Edvard Benes: The Liquidator
Edvard Beneš – The Liquidator. Fiend of the German Purge in Czechoslovakia is a book[1] by the Czech authoress Sidonia Dedina[2] describing the purges of ethnic Germans in the Soviet Union's puppet Communist State of Czechoslovakia immediately following World War II.
Content
It provides gruesome details on the expulsions, atrocities and murders of ethnic Germans for whom Bohemia and Moravia and Sudetenland had been their homelands for up to 1000 years. These took place under the authority of Edvard Beneš, mainly in April and May 1945, continuing for the ensuing year. The worst took place before the Potsdam Conference. They were cold-bloodedly planned and brutally executed by the new government in Prague. Edvard Beneš' hatred of Germans drove him and his adherents on. The eventual fall of communism in 1991 yielded no softening of the harsh anti-German expulsion laws created to legalize the 1945/46 genocides. This book is essential reading on this murderous period in Czechoslovakia.
Beneš decrees
The Beneš decrees (officially called "Decrees of the President of the Republic"), among other things, were a crime against humanity and expropriated the property of citizens of German and Hungarian ethnicity and facilitated Article 12 of the Potsdam Agreement by laying down a national legal framework for the loss of citizenship[citation needed] and the expropriation of about three million Germans and Hungarians. However, Beneš's plans for expelling the Hungarian minority from Slovakia caused tensions with Hungary, whose coalition government was likewise leaning towards the Soviet Union, and ultimately objections from Moscow ended the expulsion of the Hungarians shortly after it had begun. In contrast, the Soviets had no objections to the expulsions of the Sudeten Germans, and the Czechoslovak authorities continued to expel the Sudeten Germans pursuant to the Potsdam Agreement until only a negligible number of Germans remained in the Sudetenland.
Gallery
German civilians in Prague rounded up by Czech terrorists await their fate, 1945.

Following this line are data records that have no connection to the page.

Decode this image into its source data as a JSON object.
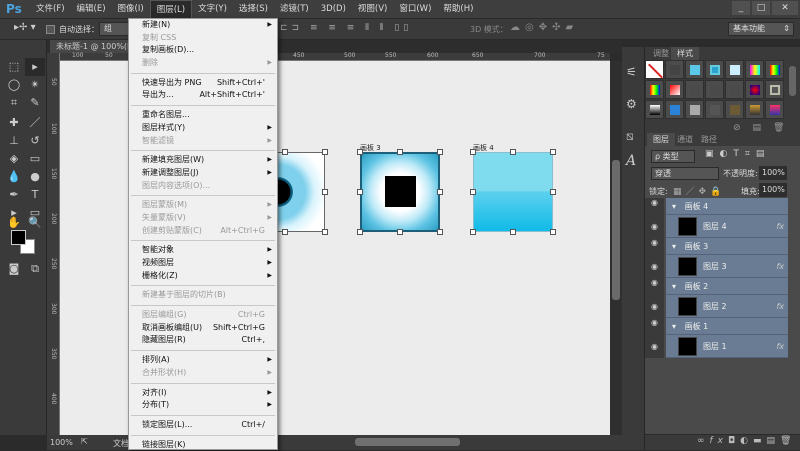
{
  "app": {
    "logo": "Ps"
  },
  "menubar": {
    "items": [
      "文件(F)",
      "编辑(E)",
      "图像(I)",
      "图层(L)",
      "文字(Y)",
      "选择(S)",
      "滤镜(T)",
      "3D(D)",
      "视图(V)",
      "窗口(W)",
      "帮助(H)"
    ],
    "active": "图层(L)"
  },
  "window_controls": {
    "minimize": "_",
    "maximize": "□",
    "close": "✕"
  },
  "options": {
    "auto_select_label": "自动选择：",
    "auto_select_value": "组",
    "mode3d_label": "3D 模式：",
    "workspace": "基本功能"
  },
  "document": {
    "tab_title": "未标题-1 @ 100%(RG",
    "zoom": "100%",
    "doc_label": "文档"
  },
  "ruler": {
    "h": [
      "100",
      "50",
      "450",
      "500",
      "550",
      "600",
      "650",
      "700",
      "75"
    ],
    "v": [
      "50",
      "100",
      "150",
      "200",
      "250",
      "300",
      "350",
      "400"
    ]
  },
  "artboards": [
    {
      "label": "画板 3"
    },
    {
      "label": "画板 4"
    }
  ],
  "layer_menu": {
    "groups": [
      [
        {
          "label": "新建(N)",
          "submenu": true
        },
        {
          "label": "复制 CSS",
          "disabled": true
        },
        {
          "label": "复制画板(D)..."
        },
        {
          "label": "删除",
          "disabled": true,
          "submenu": true
        }
      ],
      [
        {
          "label": "快速导出为 PNG",
          "shortcut": "Shift+Ctrl+'"
        },
        {
          "label": "导出为...",
          "shortcut": "Alt+Shift+Ctrl+'"
        }
      ],
      [
        {
          "label": "重命名图层..."
        },
        {
          "label": "图层样式(Y)",
          "submenu": true
        },
        {
          "label": "智能滤镜",
          "disabled": true,
          "submenu": true
        }
      ],
      [
        {
          "label": "新建填充图层(W)",
          "submenu": true
        },
        {
          "label": "新建调整图层(J)",
          "submenu": true
        },
        {
          "label": "图层内容选项(O)...",
          "disabled": true
        }
      ],
      [
        {
          "label": "图层蒙版(M)",
          "disabled": true,
          "submenu": true
        },
        {
          "label": "矢量蒙版(V)",
          "disabled": true,
          "submenu": true
        },
        {
          "label": "创建剪贴蒙版(C)",
          "disabled": true,
          "shortcut": "Alt+Ctrl+G"
        }
      ],
      [
        {
          "label": "智能对象",
          "submenu": true
        },
        {
          "label": "视频图层",
          "submenu": true
        },
        {
          "label": "栅格化(Z)",
          "submenu": true
        }
      ],
      [
        {
          "label": "新建基于图层的切片(B)",
          "disabled": true
        }
      ],
      [
        {
          "label": "图层编组(G)",
          "disabled": true,
          "shortcut": "Ctrl+G"
        },
        {
          "label": "取消画板编组(U)",
          "shortcut": "Shift+Ctrl+G"
        },
        {
          "label": "隐藏图层(R)",
          "shortcut": "Ctrl+,"
        }
      ],
      [
        {
          "label": "排列(A)",
          "submenu": true
        },
        {
          "label": "合并形状(H)",
          "disabled": true,
          "submenu": true
        }
      ],
      [
        {
          "label": "对齐(I)",
          "submenu": true
        },
        {
          "label": "分布(T)",
          "submenu": true
        }
      ],
      [
        {
          "label": "锁定图层(L)...",
          "shortcut": "Ctrl+/"
        }
      ],
      [
        {
          "label": "链接图层(K)"
        }
      ]
    ]
  },
  "styles_panel": {
    "tabs": [
      "调整",
      "样式"
    ],
    "active": "样式"
  },
  "layers_panel": {
    "tabs": [
      "图层",
      "通道",
      "路径"
    ],
    "active": "图层",
    "filter": "ρ 类型",
    "blend_mode": "穿透",
    "opacity_label": "不透明度:",
    "opacity": "100%",
    "lock_label": "锁定:",
    "fill_label": "填充:",
    "fill": "100%",
    "items": [
      {
        "group": "画板 4",
        "layer": "图层 4"
      },
      {
        "group": "画板 3",
        "layer": "图层 3"
      },
      {
        "group": "画板 2",
        "layer": "图层 2"
      },
      {
        "group": "画板 1",
        "layer": "图层 1"
      }
    ],
    "fx": "fx",
    "footer_icons": [
      "link-icon",
      "fx-icon",
      "mask-icon",
      "adjustment-icon",
      "folder-icon",
      "new-layer-icon",
      "trash-icon"
    ]
  },
  "colors": {
    "accent": "#4aa3df",
    "layer_selected": "#6a7c93",
    "artboard_cyan": "#1bbde8"
  }
}
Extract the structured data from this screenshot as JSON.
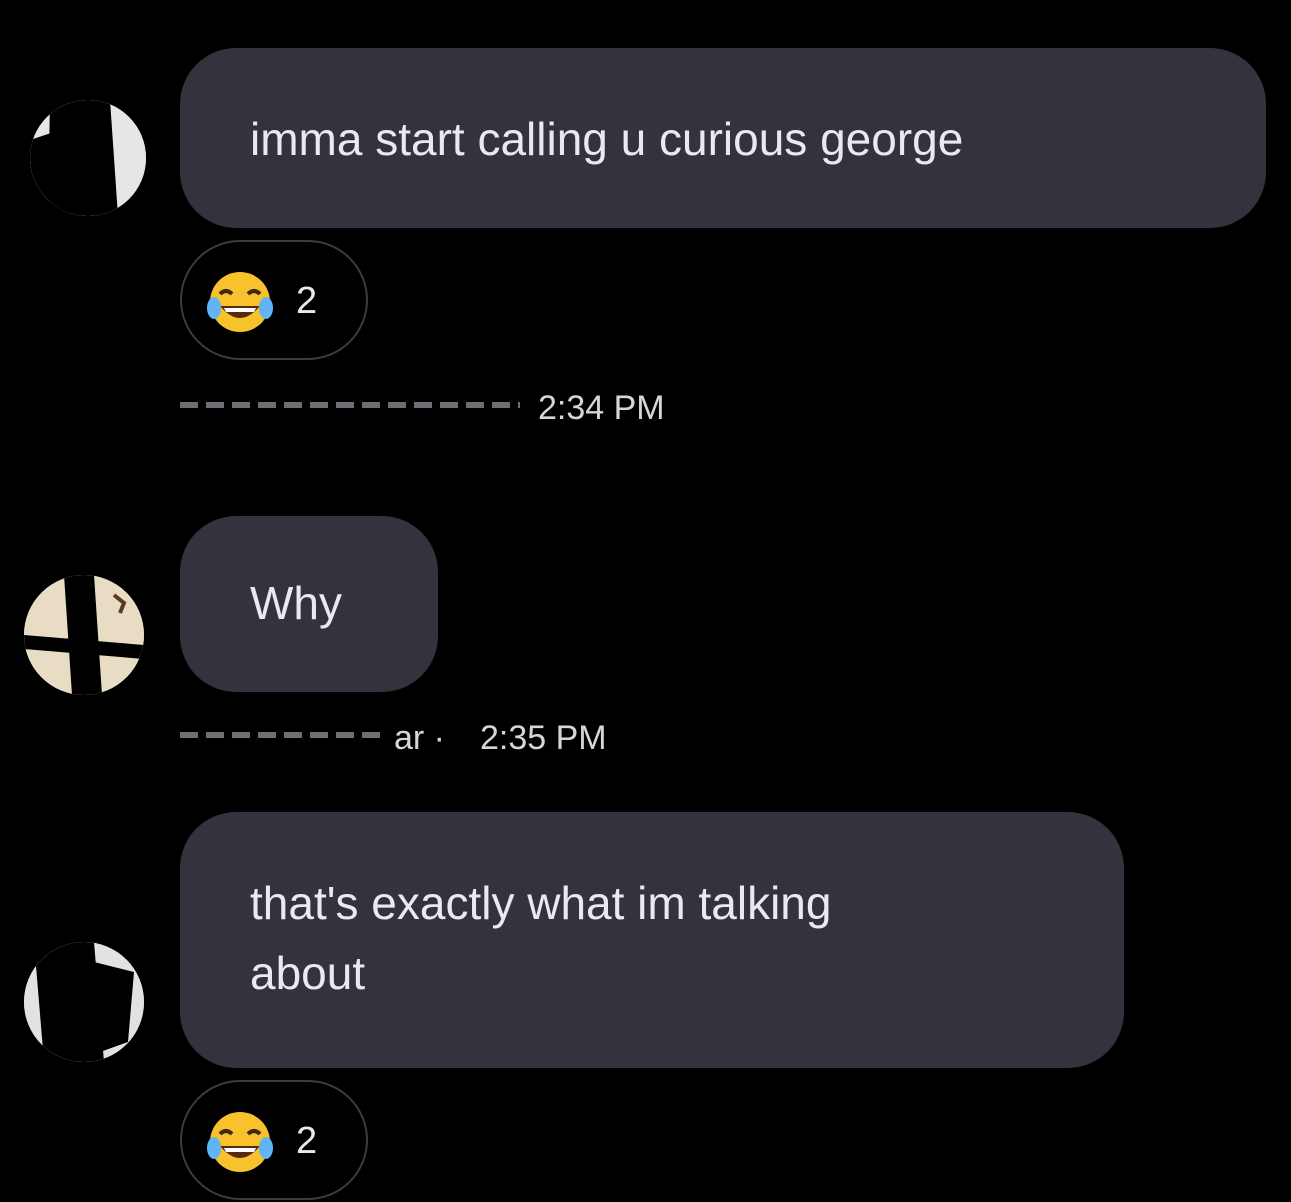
{
  "messages": [
    {
      "text": "imma start calling u curious george",
      "reaction": {
        "emoji": "face-with-tears-of-joy",
        "count": "2"
      },
      "time": "2:34 PM"
    },
    {
      "text": "Why",
      "meta_fragment": "ar ·",
      "time": "2:35 PM"
    },
    {
      "text": "that's exactly what im talking\nabout",
      "reaction": {
        "emoji": "face-with-tears-of-joy",
        "count": "2"
      }
    }
  ],
  "colors": {
    "background": "#000000",
    "bubble": "#32333c",
    "text": "#e9e9ef"
  }
}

German civilians being expelled from Pilsen, May 1945.
Memorial in Germany to the murdered ethnic German population of the Sudetenland.
See also
Sources
- ↑ RFP Publications, Mountain View, California, U.S.A., 2000, ISBN: 0-96639689-4-7
- ↑ Sidonia Dedina was born in Prague, Czechoslovakia and now makes her home in Munich, Germany. Encounters with expellees and with a UN human rights officer in the 1980s made her aware of cruelly misdirected revenge by her fellow Czechs against blameless native Germans. Stunned, disillusioned and angered, she began investigating post-World War II crimes in Czechoslovakia and the role the then-Prague government under Edvard Benes played in planning and executing those crimes.